Fakihler, Resûl-i Ekrem ve ashaptan rivayet edilen uygulamalara dayanarak (Buhârî, “Ḥac”, 60; Müslim, “Ḥac”, 249-250; Ebû Dâvûd, “Menâsik”, 46) tavaf sırasında Hacerülesved’i sünnete uygun şekilde ziyaret etmenin (istilâm) ona el ile dokunup öpmekle gerçekleştiği konusunda görüş birliği içindedir.
Hacerülesved’i istilâm ederken tekbir getirilmesi de aynı gerekçe ile (Buhârî, “Ḥac”, 62) müstehap sayılmıştır. Fakihlerin çoğunluğuna göre, tavafın her şavtında yapılan istilâm esnasında tekbir getirilirken eller havaya kaldırılır, Mâlikî mezhebine göre ise bu gerekli değildir. Öpme veya el ile dokunma suretiyle istilâm etme imkânı bulunamadığı veya bunun zor olduğu durumlarda uzaktan işaret ederek istilâm yapılabilir. Bunu yaparken avuç içleri Hacerülesved’e doğru kaldırılır ve sanki taşa dokunuyormuş gibi hafifçe hareket ettirilir.

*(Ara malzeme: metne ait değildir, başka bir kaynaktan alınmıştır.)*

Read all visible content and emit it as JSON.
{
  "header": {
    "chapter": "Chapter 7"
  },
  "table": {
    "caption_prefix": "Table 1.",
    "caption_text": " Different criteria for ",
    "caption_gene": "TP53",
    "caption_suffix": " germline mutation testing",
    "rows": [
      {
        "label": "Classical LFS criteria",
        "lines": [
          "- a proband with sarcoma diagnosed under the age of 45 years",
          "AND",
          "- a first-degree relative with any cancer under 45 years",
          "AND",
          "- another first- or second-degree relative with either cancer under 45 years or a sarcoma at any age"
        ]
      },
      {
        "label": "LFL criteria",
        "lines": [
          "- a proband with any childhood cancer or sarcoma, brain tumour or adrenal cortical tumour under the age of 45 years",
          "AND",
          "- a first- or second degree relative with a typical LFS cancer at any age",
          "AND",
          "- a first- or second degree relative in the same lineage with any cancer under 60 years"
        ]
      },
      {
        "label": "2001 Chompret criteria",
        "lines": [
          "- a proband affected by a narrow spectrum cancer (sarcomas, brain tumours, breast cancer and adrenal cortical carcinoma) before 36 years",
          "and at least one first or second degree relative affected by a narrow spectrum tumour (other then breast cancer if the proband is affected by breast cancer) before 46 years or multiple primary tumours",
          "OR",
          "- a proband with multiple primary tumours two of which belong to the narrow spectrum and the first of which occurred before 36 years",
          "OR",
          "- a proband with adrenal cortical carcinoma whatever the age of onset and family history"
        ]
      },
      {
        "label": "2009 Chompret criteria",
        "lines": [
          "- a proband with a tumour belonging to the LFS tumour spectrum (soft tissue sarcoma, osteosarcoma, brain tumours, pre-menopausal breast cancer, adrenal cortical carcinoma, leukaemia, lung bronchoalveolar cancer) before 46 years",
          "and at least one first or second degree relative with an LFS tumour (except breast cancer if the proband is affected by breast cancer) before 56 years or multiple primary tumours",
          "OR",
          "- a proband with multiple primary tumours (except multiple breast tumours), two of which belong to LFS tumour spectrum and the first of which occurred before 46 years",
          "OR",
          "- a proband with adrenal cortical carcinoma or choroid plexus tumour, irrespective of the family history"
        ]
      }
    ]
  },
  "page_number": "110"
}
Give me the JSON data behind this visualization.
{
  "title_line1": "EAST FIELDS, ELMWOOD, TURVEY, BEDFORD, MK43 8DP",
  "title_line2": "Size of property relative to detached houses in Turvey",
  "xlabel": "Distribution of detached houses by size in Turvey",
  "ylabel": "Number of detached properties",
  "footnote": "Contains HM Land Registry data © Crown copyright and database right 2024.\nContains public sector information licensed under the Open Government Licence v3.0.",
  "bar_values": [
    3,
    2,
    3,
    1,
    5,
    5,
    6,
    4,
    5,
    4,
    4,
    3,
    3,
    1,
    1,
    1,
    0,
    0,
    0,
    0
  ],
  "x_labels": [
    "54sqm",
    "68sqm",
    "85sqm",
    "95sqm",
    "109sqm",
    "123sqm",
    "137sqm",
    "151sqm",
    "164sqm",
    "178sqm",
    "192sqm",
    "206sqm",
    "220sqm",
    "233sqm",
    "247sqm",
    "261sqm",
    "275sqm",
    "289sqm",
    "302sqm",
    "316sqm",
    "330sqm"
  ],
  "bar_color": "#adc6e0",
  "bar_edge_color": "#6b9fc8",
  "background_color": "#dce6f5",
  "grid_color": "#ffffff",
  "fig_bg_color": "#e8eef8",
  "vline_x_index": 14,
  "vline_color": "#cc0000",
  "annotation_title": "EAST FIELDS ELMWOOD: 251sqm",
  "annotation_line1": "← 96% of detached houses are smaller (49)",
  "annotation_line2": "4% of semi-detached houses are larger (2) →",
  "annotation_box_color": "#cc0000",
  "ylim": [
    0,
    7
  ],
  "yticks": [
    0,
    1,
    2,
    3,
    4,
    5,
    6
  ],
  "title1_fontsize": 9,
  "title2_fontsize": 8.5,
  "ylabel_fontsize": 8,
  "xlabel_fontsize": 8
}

Bu hareketin ardından tekbir getirilerek avuç içi öpülür.
Tavafta izdiham olduğu zaman Hacerülesved’in öpülmesi veya ona dokunulması için başkalarına eziyet edilmemesi gerekir. Bu durumda uzaktan işaretle istilâm etmek daha uygundur. Çünkü Hacerülesved’e dokunmak sünnet, başkalarına zarar vermekten kaçınmak ise vâciptir. Nitekim Hz. Peygamber, Vedâ haccının tavafında Hacerülesved’i elindeki değnekle işaret ederek istilâm ettiği gibi (Buhârî, “Ḥac”, 58; Müslim, “Ḥac”, 254) Hz. Ömer’i de insanlara eziyetten sakınarak uzaktan istilâm konusunda uyarmıştır (Müsned, I, 28).
Tavaf eden kişi Hacerülesved’i istilâm sırasında herhangi bir dua okuyabilir. Ancak Resûl-i Ekrem’den ve ashaptan gelen bazı rivayetlere (bk. Fâkihî, I, 97-110; Beyhakī, V, 79; Heysemî, III, 239-240) dayanan fakihlerin çoğunluğuna göre şu duanın okunması müstehaptır (Mv.F, XVII, 107): Bismillâhi vallāhü ekber. Allâhümme îmânen bike ve tasdîkan bi-kitâbike ve vefâen bi-ahdike ve’ttibâan li-sünneti nebiyyike Muhammedin sallallāhü aleyhi ve sellem (بسم الله والله أكبر. اللهم إيمانًا بك وتصديقًا بكتابك ووفاءً بعهدك واتباعًا لسنّة نبيك محمّدٍ صلى الله عليه وسلّم “Allah’ın adıyla. Allah en büyüktür. Allahım! Sana inanmamın, kitabını tasdik etmemin, ahdine vefa göstermemin ve peygamberin Muhammed’in sünnetine uymamın bir işareti olarak [Hacerülesved’i istilâm ediyorum]”).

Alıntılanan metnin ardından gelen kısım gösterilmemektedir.